US President George W Bush spoke with Russian Prime Minister Vladimir Putin about the crisis while they attended the Beijing Olympics.
Later, the US voiced support for Georgia's territorial integrity and its state department said it would send an envoy to the region.
Nato said it was seriously concerned about the situation, while German Chancellor Angela Merkel called on all sides to show restraint.
The European security organisation, the OSCE, warned that the fighting risked escalating into a full-scale war.
Georgian Foreign Minister Ekaterine Tkeshelashvili told the BBC it wanted to ensure that any civilians who wanted to leave the conflict zone could do so safely.
International Red Cross spokeswoman Anna Nelson said it had received reports that hospitals in Tskhinvali were having trouble coping with the influx of casualties and ambulances were having trouble reaching the injured.
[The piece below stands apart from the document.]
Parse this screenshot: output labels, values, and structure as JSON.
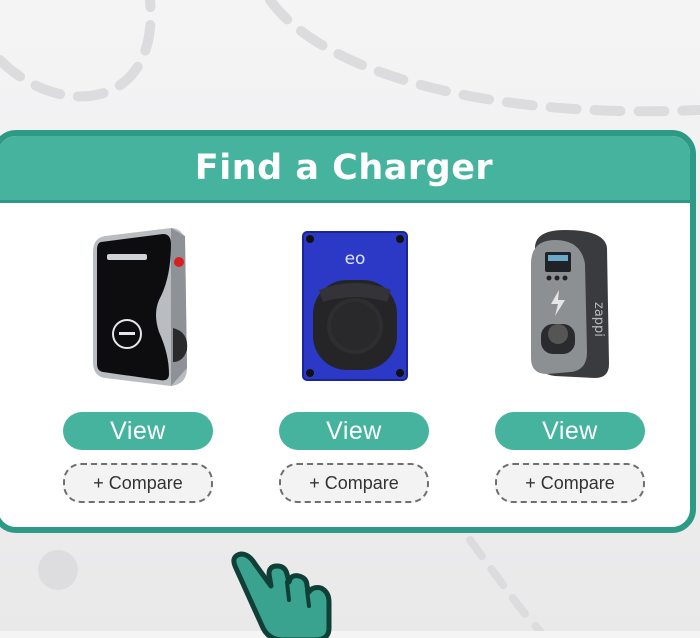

Georgian Prime Minister Lado Gurgenidze said Georgia had simply run out of patience with attacks by separatist militias in recent days and had had to move in to restore peace in South Ossetia.
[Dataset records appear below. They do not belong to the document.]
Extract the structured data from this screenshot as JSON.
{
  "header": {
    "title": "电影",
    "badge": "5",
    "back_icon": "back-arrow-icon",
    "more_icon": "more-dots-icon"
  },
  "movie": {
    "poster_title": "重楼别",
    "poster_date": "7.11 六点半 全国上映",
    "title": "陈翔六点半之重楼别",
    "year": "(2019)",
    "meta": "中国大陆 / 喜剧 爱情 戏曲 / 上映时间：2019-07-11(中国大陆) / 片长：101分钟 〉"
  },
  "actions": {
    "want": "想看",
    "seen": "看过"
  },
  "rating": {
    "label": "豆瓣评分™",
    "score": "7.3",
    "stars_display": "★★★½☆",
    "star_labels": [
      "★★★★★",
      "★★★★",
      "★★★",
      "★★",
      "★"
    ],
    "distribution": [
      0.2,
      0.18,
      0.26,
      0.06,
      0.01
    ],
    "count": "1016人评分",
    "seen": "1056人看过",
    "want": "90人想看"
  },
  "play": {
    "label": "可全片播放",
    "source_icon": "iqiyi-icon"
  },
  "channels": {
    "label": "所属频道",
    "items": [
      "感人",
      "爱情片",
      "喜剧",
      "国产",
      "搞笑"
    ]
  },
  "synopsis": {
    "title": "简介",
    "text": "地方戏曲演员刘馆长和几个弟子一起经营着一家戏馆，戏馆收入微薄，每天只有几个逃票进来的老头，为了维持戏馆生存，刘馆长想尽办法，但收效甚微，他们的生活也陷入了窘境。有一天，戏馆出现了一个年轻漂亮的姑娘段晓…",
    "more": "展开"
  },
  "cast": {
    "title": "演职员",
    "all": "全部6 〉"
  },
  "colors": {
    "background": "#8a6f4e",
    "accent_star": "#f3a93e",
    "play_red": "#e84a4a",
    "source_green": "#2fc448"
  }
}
Georgia accuses Russia of arming the separatists. Moscow denies the claim.
Russia earlier called an emergency meeting of the UN Security Council to respond to the crisis, but members failed to agree on a Russian statement calling on both sides to renounce the use of force.
The BBC's James Rodgers in Moscow says Russia has always said it supports the territorial integrity of Georgia but also that it would defend its citizens. Many South Ossetians hold Russian passports.
Hundreds of fighters from Russia and Georgia's other breakaway region of Abkhazia were reportedly heading to aid the separatist troops.